Conn’s, Inc. (NASDAQ: CONN), a consumer discretionary company with a market capitalization of $1.1 billion, saw its share price increase by 36.9% over the last month. As a small-cap stock with decent coverage by analysts, you could assume any recent changes in the company’s outlook is already priced into the stock. However, could shares still be trading at a relatively cheap price? Let’s take a look at CONN’s outlook and value based on its most recent financial data to see if there are any catalysts for a price change.
What Is CONN Worth?
Welcoming news for investors, CONN is still trading at a fairly cheap price. According to our 6 valuation analyses, the intrinsic value for the stock is $43.82 per share and is currently trading at $36.25 in the market. This means that there is still an opportunity to buy now.
|Analysis||Model Fair Value||Upside (Downside)|
|10-yr DCF Revenue Exit||$55.20||52.3%|
|5-yr DCF Revenue Exit||$49.42||36.3%|
|Peer Revenue Multiples||$45.21||24.7%|
|Peer EBITDA Multiples||$46.36||27.9%|
|Peer P/E Multiples||$21.90||-39.6%|
|Earnings Power Value||$44.84||23.7%|
Click on any of the analyses above to view the latest model with real-time data.

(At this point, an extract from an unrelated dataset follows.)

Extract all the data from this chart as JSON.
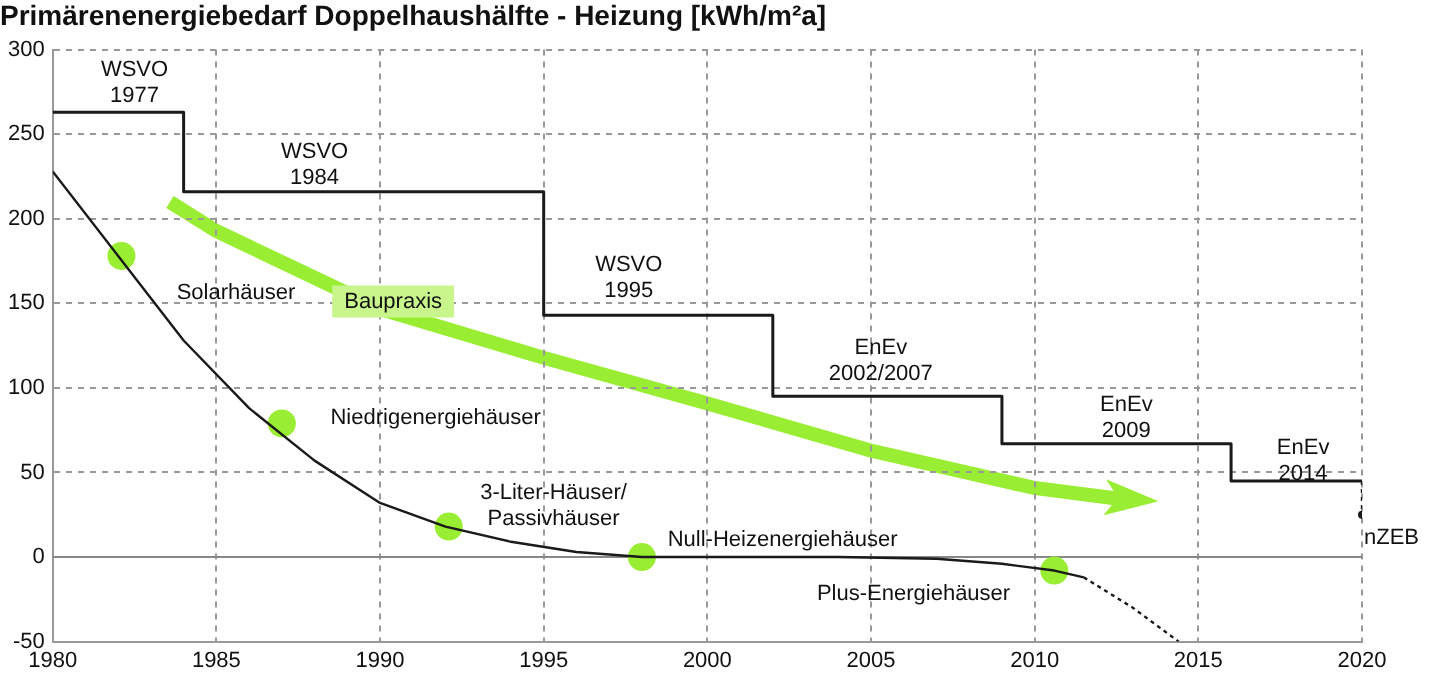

CONN’s share price also seems relatively stable compared to the rest of the market, as indicated by its low beta of 0.41. If you believe the share price should eventually reach its true value, a low beta could suggest it is unlikely to rapidly do so anytime soon, and once it’s there, it may be hard to fall back down into an attractive buying range.
How Much Growth Will CONN Generate?
Future outlook is an important aspect when you’re looking at buying a stock, especially if you are an investor looking for growth in your portfolio. Buying a great company with a robust outlook at a cheap price is always a good investment, so let’s also take a look at the company’s future expectations.
source: finbox.io data explorer
With net income expected to grow at an average rate of 79.2% over the next couple years, the future certainly appears bright for CONN. It looks like higher cash flows are in the cards for shareholders, which should feed into a higher stock valuation.
While many investors tend to categorize stocks as either value or growth plays, the most successful investors view growth in conjunction with a company’s value. Take legendary investor Peter Lynch for example, who is widely known for popularizing the term growth at a reasonable price (GARP).
GARP is a strategy that combines aspects of both growth and value investing techniques by finding high growth companies that don’t trade at overly high valuations. In the application of this strategy, Lynch achieved 29% annualized returns as the manager of Fidelity’s Magellan Fund from 1977 to 1990. Needless to say the importance of analyzing a company’s fair value in addition to its growth prospects.
CONN’s optimistic future growth does not appear to have been fully factored into the current share price with the stock still trading below its intrinsic value. Therefore, it may be a good time to purchase shares or increase your position in the company.
However, if you have not done so already, I highly recommend you complete your research on CONN by taking a look at the following:
Efficiency Metrics: is management becoming more or less efficient over time? Find out by analyzing the company’s asset turnover ratio which measures the dollars in revenue a company generates per dollar of assets.
Risk Metrics: how is CONN’s financial health? Find out by viewing our financial leverage data metric which plots the dollars in total assets for each dollar of common equity over time.
Valuation Metrics: how much upside do shares of CONN have based on Wall Street’s consensus price target? Take a look at our analyst upside data explorer that compares the company’s upside relative to its peers.
As of this writing, I did not hold a position in any of the aforementioned securities and this is not a buy or sell recommendation on any security mentioned.